5:8). History was being made in His humanity. It was a
man learning. No one will think that I set aside His
Deity; yet here is a man, a human being - God incarnate,
true, but here in the form of a human being - knowing all
about human life, having spiritual history made, out of
which, as we have sought to point out so much in these
pages, should come those intrinsic values that should be
for all the ages of the ages. That was all being done in
manhood, and now at last He presents Himself to the
churches - "I Jesus" - the sum of spiritual
history in a man's life, something completed in humanity.
"I
John". Yes, John is permitted to say - on a much
smaller scale, it is true - 'What I am writing, what I am
going to write, is not just something that has
mechanically come to me, but things which our eyes saw,
our hands handled, something that has come into vital
relationship with ourselves, become a part of us, so that
we are now in a position where we are allowed to mention
ourselves in relation to the testimony of Jesus.' "I
John... for the testimony of Jesus."
And Paul
- "I Paul": he is allowed to bring himself into
view with the authority of a man who has history behind
him. "I know a man... caught up even to the third
heaven. And... he... heard unspeakable words" (2
Cor. 12:2-4). 'This has become the substance of my very
being. I am not talking to you about abstract truths; I
am talking to you about something that has happened to
me. I have been taken into it and it has been taken into
me.

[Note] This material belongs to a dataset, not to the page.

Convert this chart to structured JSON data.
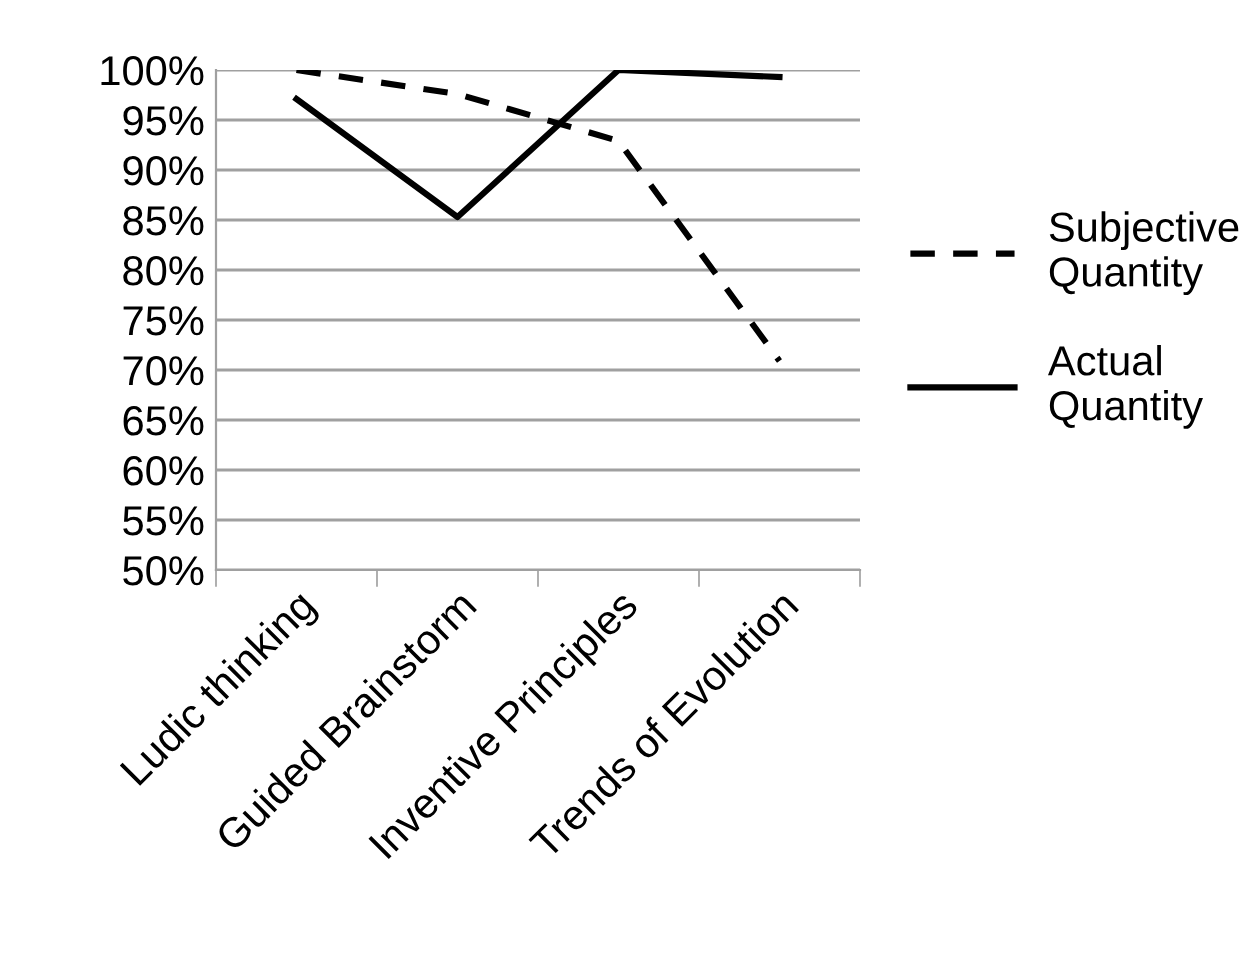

In effect that has become me and I have become it:
therefore I am allowed to say "I Paul say unto
you".'
Was that
not true of Daniel? "O MAN greatly
beloved" (Dan.10:19). Not 'O prophet greatly
beloved', 'O servant of the Lord greatly beloved', 'O
exponent of Divine truth greatly beloved', but "O MAN
greatly beloved". "I Daniel": you see
the man - it is the man of God, the man in the Lord, the
man in Christ.
When I
use the word 'man', I am of course speaking of humanity -
that includes the woman. It is what God was after. These
were all human beings. John was a human being. Paul was a
human being. Daniel was a human being. Christ had been a
human being; He was a human being plus - the mighty plus
of Deity. It is where God makes something of Himself a
part of a human life, and in so doing constitutes the
testimony of Jesus.
Well,
you see what God is after. God is not after making you a
Bible teacher, a preacher, a missionary, a Christian
worker. Those things may emerge, that may be just a form
which the other will take, but before, over and through
and after all, it is us, ourselves, that the Lord is
after, and therefore He takes infinite pains with us. Do
understand that, because you will misunderstand the Lord
unless you recognise that. You are after your work all
the time, you are after your job, you are after your
function; you are troubled about things. The Lord is
troubled about YOU, and if the Lord is
suspending the things, do not just get worked up into a
terrible state about it and get upset with the Lord. He
is after you. He is more concerned with your humanity
than with anything else. If He has that in Christ,
according to Christ, the other will spontaneously flow.
You will not have to don any uniform, take any title or
name; you will not have to be called by any particular
designation. You will be that, and what does the other
matter? It does not matter at all. Oh, let us see the
emptiness of names - minister, pastor, teacher and all
that - if there is not there the thing that it means. But
if that is there then the other is unnecessary.
"I Jesus", and then standing
alongside Him as the great Head, "I John",
"I Paul", "I Daniel", and 'I-' - you
may put your name there if this is true.